Il y eu tout d'abord l'engouement pour la vente aux enchères à la fin des années 90 : sur le sol français, on ne comptait plus les projets (Eurobid, iBazar, Aucland, Ontatoo, Evatek bien sûr ;-) ) dont il ne reste aujourd'hui pratiquement rien, hors eBay.
Juste derrière ce phénomène, la très fulgurante bulle de l'achat groupé emportée par Clust.com, qui n'est bien sûr pas sans rappeler le modèle Groupon.
Suivirent les shop-bots (dont Le Négociateur créé par mes camarades et amis de l'IIM) ou comparateurs de prix qui se comptaient alors eux aussi par dizaine. Modèle plus pertinent et essentiel face à la profusion d'offres et de produits, le modèle perdure à travers de nombreux représentants.
Plus tard, et pour une fois venue de France, la mode de la « vente privée » a littéralement explosé et les clones du modèle original vente-privee.com ont fait leur apparition en masse, là encore avec plus ou moins de bonheur (voir par exemple ces billets sur 24heures.fr ou encore Wantuno).
Tous ces modèles originaux ont connu la même évolution : d'abord l'émergence d'un précurseur, souvent Nord-américain, suivie d'une éruption de concurrents (plus problématique au début des années 2000 où un site devait sortir de ses frontières pour réussir et atteindre une certaine masse critique) directs ou sectoriels (niches). Ensuite l'écrémage et la contraction du marché autour d'une poignée d'acteurs, voire d'un seul, et parfois la disparition quasi-totale du concept (comme l'achat groupé ou le troc) suite à l'écroulement de la demande (la demande est souvent artificielle : stimulée par un « effet de mode », le bouche-à-oreille, des tarifs excessivement bradés, un marketing agressif, etc.).
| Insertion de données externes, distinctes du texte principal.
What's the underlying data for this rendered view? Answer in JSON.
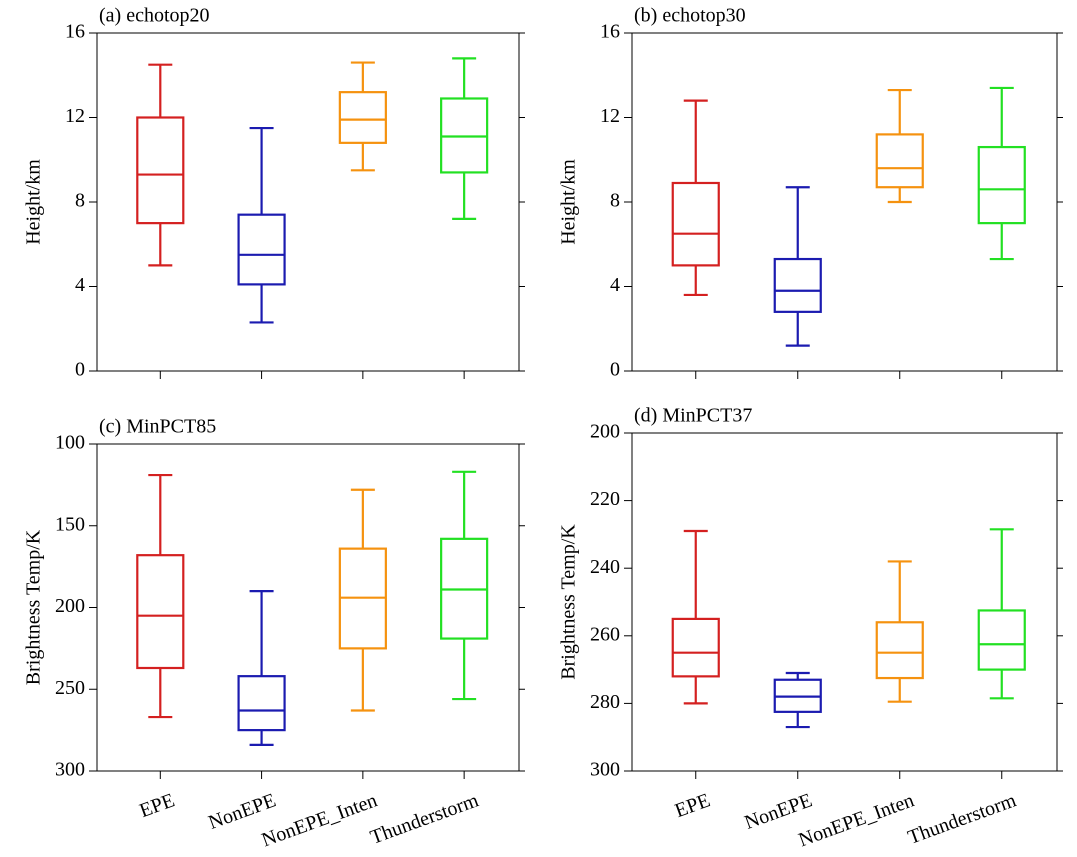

La folie du modèle Groupon
Vous me voyez certainement venir avec cette longue introduction : j'ai le sentiment que nous sommes de nouveau au pic du développement de la vente de coupons de réduction selon Groupon. Et « pic » est un euphémisme quand on regarde de plus près ce marché.
Le lancement de LivingSocial en France (ou plus exactement à Paris) il y a quelques jours n'est que le dernier épisode d'une longue mais jeune saga (Groupon n'a que deux ans d'existence).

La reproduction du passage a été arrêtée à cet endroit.